県医師会 竹田 洋祐
近年、熱中症が増加しています。熱中症は夏の強い日射しの下で激しい運動や作業をする時だけでなく、身体が暑さに慣れない梅雨明けの時期にも、また屋外だけでなく高温多湿の室内で過ごしている時にも起こります。
初期症状は立ちくらみ、こむら返り、手足のしびれ、気分不良ですが、次にズキンズキンとする頭痛、吐き気、嘔吐、倦怠感があらわれます。
さらに重症になると呼びかけても応答が異常になったり、反応しない等の意識障害や高体温(皮膚を触ると、とても熱い)を認めます。
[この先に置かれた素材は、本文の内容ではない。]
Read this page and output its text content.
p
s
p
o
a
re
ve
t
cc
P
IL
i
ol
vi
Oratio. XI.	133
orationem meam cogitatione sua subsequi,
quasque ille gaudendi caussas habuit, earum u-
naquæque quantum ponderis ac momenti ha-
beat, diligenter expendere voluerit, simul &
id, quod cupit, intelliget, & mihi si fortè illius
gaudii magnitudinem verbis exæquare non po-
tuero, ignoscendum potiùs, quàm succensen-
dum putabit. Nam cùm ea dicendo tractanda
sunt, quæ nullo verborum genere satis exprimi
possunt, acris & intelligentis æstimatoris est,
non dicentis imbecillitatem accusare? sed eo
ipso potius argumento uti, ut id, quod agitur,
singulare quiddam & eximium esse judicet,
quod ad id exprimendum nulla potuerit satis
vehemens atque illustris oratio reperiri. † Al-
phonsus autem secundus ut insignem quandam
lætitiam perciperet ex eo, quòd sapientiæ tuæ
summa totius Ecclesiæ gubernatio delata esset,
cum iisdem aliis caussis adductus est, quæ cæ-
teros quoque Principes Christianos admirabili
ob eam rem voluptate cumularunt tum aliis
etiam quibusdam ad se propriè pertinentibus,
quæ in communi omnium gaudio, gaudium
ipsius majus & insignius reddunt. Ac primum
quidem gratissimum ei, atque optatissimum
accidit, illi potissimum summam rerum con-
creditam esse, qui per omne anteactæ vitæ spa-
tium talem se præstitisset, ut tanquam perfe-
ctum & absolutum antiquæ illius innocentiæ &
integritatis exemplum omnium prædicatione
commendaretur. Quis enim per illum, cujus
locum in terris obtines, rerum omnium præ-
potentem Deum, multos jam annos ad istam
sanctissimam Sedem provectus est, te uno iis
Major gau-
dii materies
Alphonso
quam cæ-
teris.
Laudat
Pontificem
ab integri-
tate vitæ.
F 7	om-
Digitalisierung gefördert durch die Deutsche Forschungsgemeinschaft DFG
熱中症が疑われる人がいる場合は、ただちに風通しの良い日陰や、クーラーが効いている室内に移し、衣類を脱がせ皮膚を冷たいタオルでふいて、うちわや扇風機などであおいだり、氷嚢(ひょうのう)で首やわきの下、太ももの付け根を冷やし、できるだけ体内の熱を外に出します。
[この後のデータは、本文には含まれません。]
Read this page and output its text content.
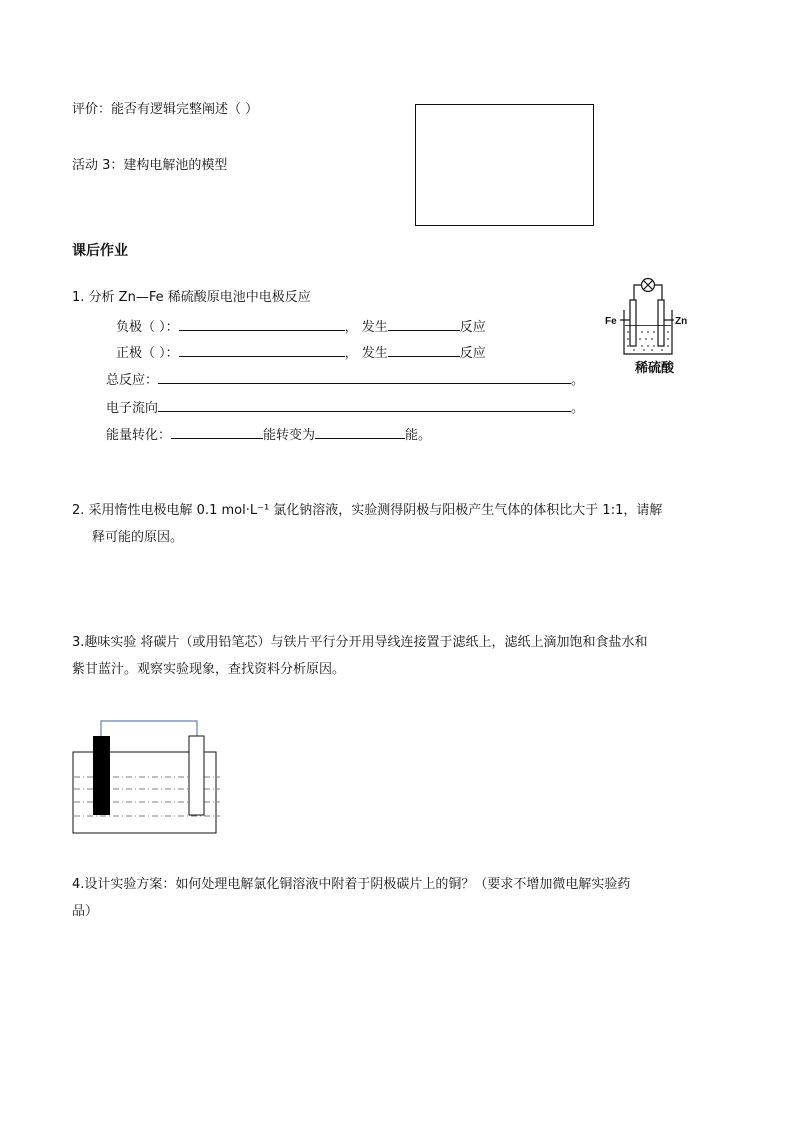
评价：能否有逻辑完整阐述（ ）
活动 3：建构电解池的模型
课后作业
1. 分析 Zn—Fe 稀硫酸原电池中电极反应
负极（ ）：	， 发生	反应
正极（ ）：	， 发生	反应
总反应：	。
电子流向	。
能量转化：	能转变为	能。
Fe	Zn
稀硫酸
2. 采用惰性电极电解 0.1 mol·L⁻¹ 氯化钠溶液，实验测得阴极与阳极产生气体的体积比大于 1:1，请解
释可能的原因。
3.趣味实验 将碳片（或用铅笔芯）与铁片平行分开用导线连接置于滤纸上，滤纸上滴加饱和食盐水和
紫甘蓝汁。观察实验现象，查找资料分析原因。
4.设计实验方案：如何处理电解氯化铜溶液中附着于阴极碳片上的铜？（要求不增加微电解实验药
品）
回復が思わしくない時は命に関わることもありますので医療機関へ搬送することになります。
熱中症では体温上昇につれ大量に発汗したあと、脱水症となり、汗もかかなくなります。 かくれ脱水症は本人が気づかないうちに体内の水分が足りなくなる状態をいい、お年寄りに起こりやすいものですが、若い人でも、夏バテや二日酔いのときに起こります。
かくれ脱水症は自分でも簡単にチェックできます。
まず、手の甲をハンカチを拾うように軽くつまみあげ、すぐに離してみます。つまんだ跡が消えるまでに3秒以上かかると、かくれ脱水の可能性があります。これで自分だけではなく、様子がおかしいと思った他の人の状態も確認することができます。
大人より新陳代謝が活発で体温が高い乳児や幼児は、汗腺の発達が十分でなく体温調節がうまくできません。炎天下の車の中など、体温よりも周囲の温度が高くなる場所では、短時間で体温が上昇し、生命に危険が及びます。
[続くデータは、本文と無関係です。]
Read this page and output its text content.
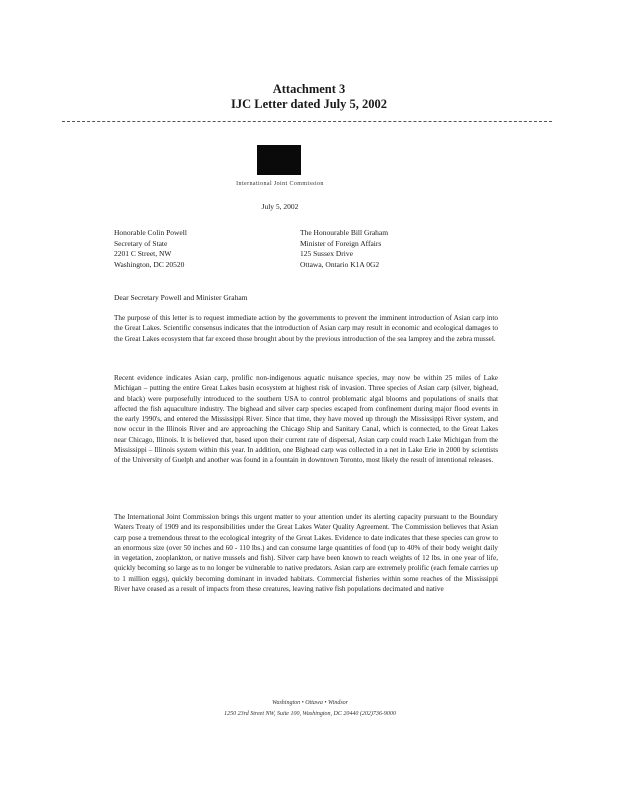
Attachment 3
IJC Letter dated July 5, 2002
International Joint Commission
July 5, 2002
Honorable Colin Powell
Secretary of State
2201 C Street, NW
Washington, DC 20520
The Honourable Bill Graham
Minister of Foreign Affairs
125 Sussex Drive
Ottawa, Ontario K1A 0G2
Dear Secretary Powell and Minister Graham
The purpose of this letter is to request immediate action by the governments to prevent the imminent introduction of Asian carp into the Great Lakes. Scientific consensus indicates that the introduction of Asian carp may result in economic and ecological damages to the Great Lakes ecosystem that far exceed those brought about by the previous introduction of the sea lamprey and the zebra mussel.
Recent evidence indicates Asian carp, prolific non-indigenous aquatic nuisance species, may now be within 25 miles of Lake Michigan – putting the entire Great Lakes basin ecosystem at highest risk of invasion. Three species of Asian carp (silver, bighead, and black) were purposefully introduced to the southern USA to control problematic algal blooms and populations of snails that affected the fish aquaculture industry. The bighead and silver carp species escaped from confinement during major flood events in the early 1990's, and entered the Mississippi River. Since that time, they have moved up through the Mississippi River system, and now occur in the Illinois River and are approaching the Chicago Ship and Sanitary Canal, which is connected, to the Great Lakes near Chicago, Illinois. It is believed that, based upon their current rate of dispersal, Asian carp could reach Lake Michigan from the Mississippi – Illinois system within this year. In addition, one Bighead carp was collected in a net in Lake Erie in 2000 by scientists of the University of Guelph and another was found in a fountain in downtown Toronto, most likely the result of intentional releases.
The International Joint Commission brings this urgent matter to your attention under its alerting capacity pursuant to the Boundary Waters Treaty of 1909 and its responsibilities under the Great Lakes Water Quality Agreement. The Commission believes that Asian carp pose a tremendous threat to the ecological integrity of the Great Lakes. Evidence to date indicates that these species can grow to an enormous size (over 50 inches and 60 - 110 lbs.) and can consume large quantities of food (up to 40% of their body weight daily in vegetation, zooplankton, or native mussels and fish). Silver carp have been known to reach weights of 12 lbs. in one year of life, quickly becoming so large as to no longer be vulnerable to native predators. Asian carp are extremely prolific (each female carries up to 1 million eggs), quickly becoming dominant in invaded habitats. Commercial fisheries within some reaches of the Mississippi River have ceased as a result of impacts from these creatures, leaving native fish populations decimated and native
Washington • Ottawa • Windsor
1250 23rd Street NW, Suite 100, Washington, DC 20440 (202)736-9000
お年寄りは体内に水分を蓄える力が衰えるうえ、トイレの回数を抑えようと水分を控えたりすることから、熱中症にかかり易くなるといわれております。また、高齢者は身体の中の水分の割合が少なく、同じ環境にいても熱中症になりやすくなります。 加えて高齢者は暑さやのどの渇きを感じにくく、水分を十分に摂らない傾向があります。また心臓や腎臓の機能が低下しがちなため、熱中症になった時の症状はより重篤です。
このように乳幼児や高齢者は、体質的に熱中症を起こしやすく、日頃からこまめに水分補給(麦茶・経口補水液など)を心がけましょう。特に暑い日や梅雨明けには十分に水分・塩分をとって熱中症(脱水症)を予防しましょう。